Jornalista: uma espécie em vias de extinção
Este não é um artigo de memórias, é uma reflexão breve sobre o fim do jornalismo livre face às ameaças tecnológicas, económicas e políticas.
Comecei a ler jornais com sete anos. Fiz jornais de parede e de escola e a sério (graças à bondade de um dos heróis de sempre, Miguel Esteves Cardoso). Por lá andei 14 anos. Tive a sorte de ter trabalhado e aprendido com Paulo Portas, Vasco Pulido Valente, Constança Cunha e Sá, António Ribeiro Ferreira, e muitos, muitos, outros.
A minha escola foi “O Independente” e os meus mestres foram os melhores, os mais livres, os mais loucos apaixonados pela liberdade de imprensa que já conheci. A nossa liberdade e independência permitia-nos tudo, até errar. Éramos miúdos, putos estúpidos, arrogantes; mas éramos sobretudo levados por uma paixão irracional (como todas as boas paixões) pela verdade, contra os poderes de barro que se queriam impor numa sociedade fechada, atrasada e pouco informada.
Não éramos meros elementos de mediação entre fontes e leitores: intervínhamos, tínhamos opinião e raramente nos contentávamos com a versão oficial dos factos. Chateávamos, íamos aos sítios, falávamos às pessoas, fazíamos milhares de quilómetros em digressão pelo país porque a “verdade” não se encontrava no telefone ou na denúncia anónima. Passávamos também muito tempo nos tribunais, é certo, e muitas vezes merecemos perder processos — a ânsia de escrever por vezes gerava uma tensão insanável com a realidade.

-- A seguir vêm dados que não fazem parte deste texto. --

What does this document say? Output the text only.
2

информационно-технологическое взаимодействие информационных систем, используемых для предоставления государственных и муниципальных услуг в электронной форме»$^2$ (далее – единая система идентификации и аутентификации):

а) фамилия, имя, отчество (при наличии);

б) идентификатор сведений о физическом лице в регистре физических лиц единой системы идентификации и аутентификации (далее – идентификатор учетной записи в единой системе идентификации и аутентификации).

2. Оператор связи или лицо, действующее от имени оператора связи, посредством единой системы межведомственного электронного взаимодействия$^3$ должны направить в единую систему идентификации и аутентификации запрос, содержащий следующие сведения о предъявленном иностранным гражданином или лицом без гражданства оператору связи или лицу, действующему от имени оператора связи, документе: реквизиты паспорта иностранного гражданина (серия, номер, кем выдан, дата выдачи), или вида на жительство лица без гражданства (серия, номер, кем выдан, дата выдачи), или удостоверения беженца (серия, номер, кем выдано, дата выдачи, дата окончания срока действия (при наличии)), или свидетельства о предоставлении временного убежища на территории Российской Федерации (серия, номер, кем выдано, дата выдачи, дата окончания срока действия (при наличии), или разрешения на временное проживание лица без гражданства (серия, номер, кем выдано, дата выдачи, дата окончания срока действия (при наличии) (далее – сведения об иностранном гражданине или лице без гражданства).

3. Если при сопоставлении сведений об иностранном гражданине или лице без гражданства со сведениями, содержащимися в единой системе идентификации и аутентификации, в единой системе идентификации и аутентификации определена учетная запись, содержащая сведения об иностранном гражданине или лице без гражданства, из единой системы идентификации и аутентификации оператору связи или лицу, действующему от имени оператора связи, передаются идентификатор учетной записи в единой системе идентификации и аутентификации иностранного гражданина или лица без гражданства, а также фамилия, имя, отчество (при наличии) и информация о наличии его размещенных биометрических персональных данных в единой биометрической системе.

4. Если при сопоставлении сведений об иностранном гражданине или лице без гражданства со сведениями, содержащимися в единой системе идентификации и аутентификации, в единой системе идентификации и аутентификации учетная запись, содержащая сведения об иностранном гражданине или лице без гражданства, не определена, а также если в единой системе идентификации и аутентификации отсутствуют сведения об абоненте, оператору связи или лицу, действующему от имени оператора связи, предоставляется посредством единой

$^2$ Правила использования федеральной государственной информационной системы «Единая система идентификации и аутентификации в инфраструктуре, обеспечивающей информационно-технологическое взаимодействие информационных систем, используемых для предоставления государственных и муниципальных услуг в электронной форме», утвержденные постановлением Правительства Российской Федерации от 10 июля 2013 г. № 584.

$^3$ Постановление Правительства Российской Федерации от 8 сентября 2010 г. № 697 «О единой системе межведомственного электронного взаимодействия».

Este não é um artigo de memórias, é uma reflexão breve sobre o fim do jornalismo livre face às ameaças tecnológicas, económicas e políticas.
“To believe in democracy is to understand that each of our citizens has wisdom and has a voice. And if we refuse to listen to that voice, even our most successful fights will secure very little.
As Pope John Paul II – in my view, one of the most extraordinary champions of democracy on this continent or any other – once said, “Do not be afraid.”
We shouldn’t be afraid of our people, even when they express views that disagree with their leadership.”
J.D. Vance, vice-presidente dos EUA, Munique
O vice-presidente dos EUA tem razão, quem pode discordar?
Ao mesmo tempo, Donald Trump veta meios e jornalistas que se recusam a rebatizar o Golfo do México; limita ao acesso a informação pública; insulta jornalistas pelo nome; apela ao despedimento de outros; pede o despedimento de alguns; manda cancelar assinaturas de meios de comunicação que não são subservientes; permite que Musk faça alegações falsas sobre subsídios a meios como a agência Reuters ou o Politico.
A acrescentar a tudo isto, as conferências de imprensa na Casa Branca passaram a peças ensaiadas, com perguntas idiotas a que o presidente Trump responde com voz delicodoce: “Boa pergunta, obrigado”. Deixo este conselho: assista a uma conferência de imprensa de Trump na íntegra (estão disponíveis no YouTube ou noutra rede social perto de si) para poder perceber o grau demencial e o perigo da coisa.
Por cá ainda não atingimos este nível, mas nota-se a irritação de alguns políticos com os jornalistas: falam para a câmara, mas desdenham quem a carrega. Dizem querer um mundo sem mediação jornalística, porque o objetivo é comunicar diretamente com os portugueses — na verdade têm receio da inteligência humana. Sem verificação de factos, sem análise crítica.
Os jornalistas não são santos: cometem erros, como todos cometemos, podem ser um pouco arrogantes e de vez em quando erram, algumas vezes por impreparação, convicção ou ignorância atrevida. Mas a larga maioria quer ser apenas jornalista.
Os condicionalismos do modelo de negócios limitam muito a forma como agora se faz jornalismo. O país é pobre e as empresas de comunicação vivem como vivem os portugueses: a contar moedas para pagar contas. Outras nem isso. A atração pelo sensacionalismo é grande; as redações estão cheias de jornalistas mal pagos, desanimados e sem vislumbre de melhores dias: a pirataria, a informação gratuita, ou as redes sociais ameaçam o negócio, embora a procura tenha crescido exponencialmente.
Vêm aí tempos ainda mais caóticos e perigosos. Os algoritmos das redes sociais determinam padrões de consumo e escolhem o que nós lemos e vemos. Urge pedir transparência e acesso aos códigos secretos dos grandes operadores de lavagem cerebral. Urge pedir às empresas de media que formem mais, paguem melhor e tratem melhor os jornalistas, porque são os humanos e não os algoritmos quem pode garantir a liberdade em tempos de incerteza. Mais do que nunca precisamos deles: humanos, sensatos, informados, críticos e independentes.